Background
Bottom trawling is one of the most widespread fishing practices in the world’s oceans. It involves towing of nets along the seafloor to harvest benthic and demersal living resources for human consumption or industrial uses. Traditionally, most of demersal fishing activity has been undertaken on the continental shelf. Over the last decades, however, a general exhaustion of many traditional shallow stocks, combined with advances in fishing technologies, have pushed commercial fishing into deeper waters (>200 m) (Morato et al., 2006). It has been estimated that the overall oceans’ area used as trawling grounds amounts to 22 million km2 (Halpern et al., 2008), 20% of which are located on the continental slope (Puig et al., 2012).
The European Union (EU) and other regional organisations have identified bottom trawling as the principal human activity causing damage to the seafloor and associated biological communities due to its widespread geographical presence, recurrence, and intensity (Benn et al., 2010). The dragging of trawling gears along the seafloor results in scraping and ploughing of the seabed, which leads to the formation of turbid plumes of resuspended sediments, changes in the sediment erosion/accumulation rates and modifications of their fluxes and budgets (Martin et al., 2014). The sum of these human- induced perturbations have been associated to measurable alterations of the seabed integrity and submarine geomorphology (Clark et al., 2010), which also affect the ecosystem functioning (De Groot, 1984; Pusceddu et al., 2014).

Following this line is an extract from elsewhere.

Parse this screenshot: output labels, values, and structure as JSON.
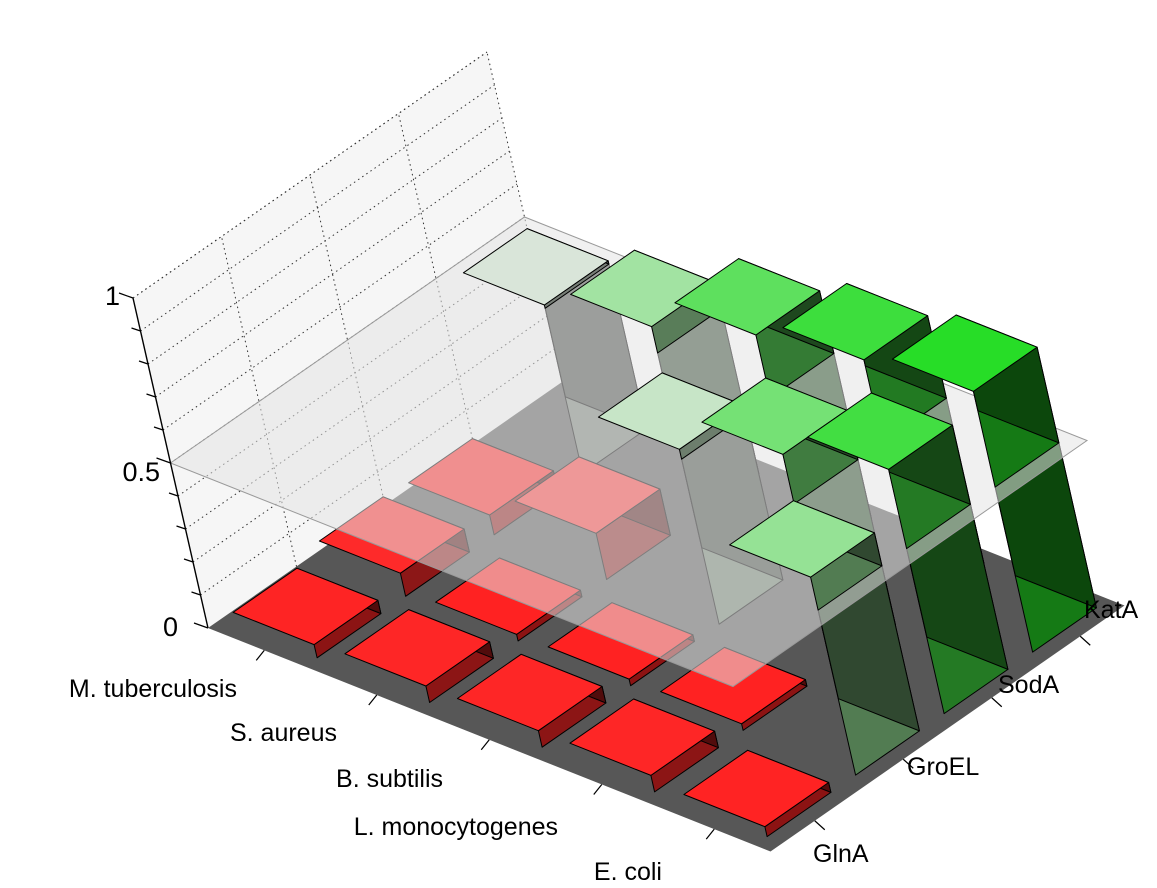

At small spatial scales, bottom trawling has been shown to result in high relief track marks and smoothening of topographic features created by sedimentary flows oceanographic processes and fauna, such as ripples and mounds (Benn et al., 2010).
Over large spatial and temporal scales, a recent study conducted in La Fonera Canyon (NW Mediterranean) reported a general flattening and homogenisation of the seafloor relief in heavily trawled areas, suggesting that recurrent trawling over the same fishing grounds would result in a reduction in the topographic complexity (Puig et al., 2012).
As fishing pressure on the deep sea intensifies, there is a growing need to quantify, monitor and mitigate the impacts of bottom trawling on the deep seafloor. However, until now, most have focused on relatively shallow settings (<200 m) affected by energetic hydrodynamics (e.g. storm waves, tides), which can produce significant resuspension that can often conceal the effects of trawling. In contrast, very few studies address the effect of continued trawling activities at depths beyond shelf break. TrawledSeas aims to fill this gap by investigating deep sea regions that have been intensively trawled during decades.